Digging up one’s front yard and replacing it with an orchard and vegetable garden is as alien to Americans as a turquoise table on one’s front lawn. No wonder Kristin and I got visitors. People are curious.  Picnic tables belong in the back yard, not the front yard.  Gardens belong in the back yard, not the front yard.

Both Kristin and I were violating unspoken laws of the front lawn:  You keep it fertilized and mowed. You don’t put lawn furniture on it, and you certainly don’t dig it up.  Unlike Kristin, I was not trying to attract people, and yet they came anyway.  Before the end of the first week people walking by stopped to chat and ask me what I was doing. And during that first week a few people driving by in their cars stopped and got out to chat with me.

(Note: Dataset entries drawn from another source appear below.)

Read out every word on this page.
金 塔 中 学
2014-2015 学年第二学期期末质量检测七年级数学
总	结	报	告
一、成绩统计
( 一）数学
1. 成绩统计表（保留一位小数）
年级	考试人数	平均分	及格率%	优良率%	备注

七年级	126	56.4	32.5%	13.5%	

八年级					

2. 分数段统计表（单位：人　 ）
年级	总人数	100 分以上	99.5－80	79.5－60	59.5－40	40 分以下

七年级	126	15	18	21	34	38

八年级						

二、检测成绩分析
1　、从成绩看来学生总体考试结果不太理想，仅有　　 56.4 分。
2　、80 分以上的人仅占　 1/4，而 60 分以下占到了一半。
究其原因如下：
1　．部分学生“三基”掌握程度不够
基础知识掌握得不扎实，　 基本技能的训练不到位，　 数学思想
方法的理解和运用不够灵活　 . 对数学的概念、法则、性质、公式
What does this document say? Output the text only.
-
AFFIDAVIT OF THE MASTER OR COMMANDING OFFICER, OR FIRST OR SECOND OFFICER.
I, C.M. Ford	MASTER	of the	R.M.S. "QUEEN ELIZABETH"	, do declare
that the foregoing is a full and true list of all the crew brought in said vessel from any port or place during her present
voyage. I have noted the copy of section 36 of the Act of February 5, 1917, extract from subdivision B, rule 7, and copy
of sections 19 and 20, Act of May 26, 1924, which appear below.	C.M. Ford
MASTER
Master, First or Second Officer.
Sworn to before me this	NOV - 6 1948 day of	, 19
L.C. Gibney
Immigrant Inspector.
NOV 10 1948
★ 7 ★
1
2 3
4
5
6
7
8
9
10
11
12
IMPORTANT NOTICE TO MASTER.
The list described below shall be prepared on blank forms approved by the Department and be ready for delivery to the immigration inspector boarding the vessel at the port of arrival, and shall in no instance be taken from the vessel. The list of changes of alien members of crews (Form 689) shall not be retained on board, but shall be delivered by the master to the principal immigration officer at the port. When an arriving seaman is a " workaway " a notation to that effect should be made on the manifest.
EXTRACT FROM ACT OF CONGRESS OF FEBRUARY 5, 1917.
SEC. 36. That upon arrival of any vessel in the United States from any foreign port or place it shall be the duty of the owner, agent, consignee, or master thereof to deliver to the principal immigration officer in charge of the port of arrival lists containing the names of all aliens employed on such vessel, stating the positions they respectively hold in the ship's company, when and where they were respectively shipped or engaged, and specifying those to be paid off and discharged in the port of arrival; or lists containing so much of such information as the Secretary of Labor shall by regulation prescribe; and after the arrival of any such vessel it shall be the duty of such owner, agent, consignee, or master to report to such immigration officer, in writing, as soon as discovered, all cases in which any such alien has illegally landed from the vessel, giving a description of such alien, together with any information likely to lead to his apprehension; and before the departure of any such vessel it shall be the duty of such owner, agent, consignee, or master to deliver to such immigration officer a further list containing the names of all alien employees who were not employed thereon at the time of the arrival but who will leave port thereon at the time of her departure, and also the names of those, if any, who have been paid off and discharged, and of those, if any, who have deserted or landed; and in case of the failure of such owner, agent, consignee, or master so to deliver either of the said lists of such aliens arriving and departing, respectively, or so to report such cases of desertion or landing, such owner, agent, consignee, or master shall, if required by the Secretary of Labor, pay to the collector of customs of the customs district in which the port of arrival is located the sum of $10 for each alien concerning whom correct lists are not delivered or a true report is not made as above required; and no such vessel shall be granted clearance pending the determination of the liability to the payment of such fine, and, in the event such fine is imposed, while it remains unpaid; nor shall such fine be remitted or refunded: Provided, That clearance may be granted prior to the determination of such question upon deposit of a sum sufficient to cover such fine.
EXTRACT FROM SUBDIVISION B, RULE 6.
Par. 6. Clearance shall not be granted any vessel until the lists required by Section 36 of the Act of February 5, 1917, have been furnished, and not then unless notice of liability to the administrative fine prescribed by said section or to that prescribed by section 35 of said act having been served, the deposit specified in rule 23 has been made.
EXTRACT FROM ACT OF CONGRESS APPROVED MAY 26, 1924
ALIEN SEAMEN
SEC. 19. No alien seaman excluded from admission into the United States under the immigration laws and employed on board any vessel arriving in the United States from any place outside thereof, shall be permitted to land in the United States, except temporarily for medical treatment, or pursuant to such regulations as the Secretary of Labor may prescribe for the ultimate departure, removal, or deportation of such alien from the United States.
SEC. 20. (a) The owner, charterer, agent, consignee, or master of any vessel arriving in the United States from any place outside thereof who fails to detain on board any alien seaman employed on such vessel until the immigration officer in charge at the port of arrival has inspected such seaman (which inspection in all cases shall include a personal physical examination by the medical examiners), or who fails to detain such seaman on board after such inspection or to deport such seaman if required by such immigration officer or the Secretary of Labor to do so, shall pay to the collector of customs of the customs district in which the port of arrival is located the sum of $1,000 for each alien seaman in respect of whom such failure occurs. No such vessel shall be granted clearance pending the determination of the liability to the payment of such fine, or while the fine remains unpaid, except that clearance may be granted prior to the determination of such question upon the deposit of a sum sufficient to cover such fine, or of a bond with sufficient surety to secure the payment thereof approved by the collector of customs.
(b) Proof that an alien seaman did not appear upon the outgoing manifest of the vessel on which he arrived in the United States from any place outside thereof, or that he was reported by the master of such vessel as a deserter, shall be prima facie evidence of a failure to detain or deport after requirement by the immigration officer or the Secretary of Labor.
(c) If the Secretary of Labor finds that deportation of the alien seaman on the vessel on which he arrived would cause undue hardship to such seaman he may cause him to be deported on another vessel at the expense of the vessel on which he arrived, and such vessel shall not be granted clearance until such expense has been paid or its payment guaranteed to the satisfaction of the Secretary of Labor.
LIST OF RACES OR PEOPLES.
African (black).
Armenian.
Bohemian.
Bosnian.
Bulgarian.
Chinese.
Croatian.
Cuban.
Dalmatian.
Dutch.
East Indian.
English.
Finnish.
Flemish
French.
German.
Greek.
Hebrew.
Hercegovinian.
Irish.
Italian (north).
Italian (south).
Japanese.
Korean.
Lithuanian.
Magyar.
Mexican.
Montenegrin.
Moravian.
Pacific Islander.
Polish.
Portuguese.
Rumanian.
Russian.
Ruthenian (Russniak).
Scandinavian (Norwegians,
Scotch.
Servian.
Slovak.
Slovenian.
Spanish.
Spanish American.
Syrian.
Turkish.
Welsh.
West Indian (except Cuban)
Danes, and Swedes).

Of course, the main topic of our conversations was gardening. After about two weeks, I began keeping track of how many stopped.  By the time I finished near the end of May, 122  people had stopped to talk during that time.  It was also from these conversations that a core group was formed and we ended up establishing a Community Garden here in Garland on April 24, 2014.

THREE PATHS CROSS IN 2021

Somehow it seems fitting that the serendipitous journey of two women, living 213 miles apart who decided to repurpose their front yards in 2013 should be united by a turquoise picnic table. It was Pam Swendig, Executive Director of Good Samaritans of Garland  who tied the whole experience together. Pam is in charge of the operations of a non-profit food distribution service in Garland.  The Good Samaritans of Garland feed the homeless and the hungry in our community.  They operate out of an old refurbished residential home near downtown. We give several hundred pounds of food from our garden and pantries to Good Sam’s every year.

A while back, Pam decided to put a lot of turquoise picnic tables around the side of their facility for people to sit in the shade--particularly the homeless who have nowhere to go.  She may be hoping that these turquoise tables, like the one in the yard of Kristin Schell of Austin would attract people of the neighborhood walking by to stop and chat with the homeless.  I don’t know.  I do know that when people stop and take the time to actually talk with one another, magical things happen.

I’m thrilled that we now have one of these lovely tables in our garden. Thank you, Pam!  And I thank all the volunteers at the Good Samaritans of Garland for all the wonderful and selfless work that you do.  I fully expect the turquoise table you gave us to bring even more magic to our Garland Community Garden.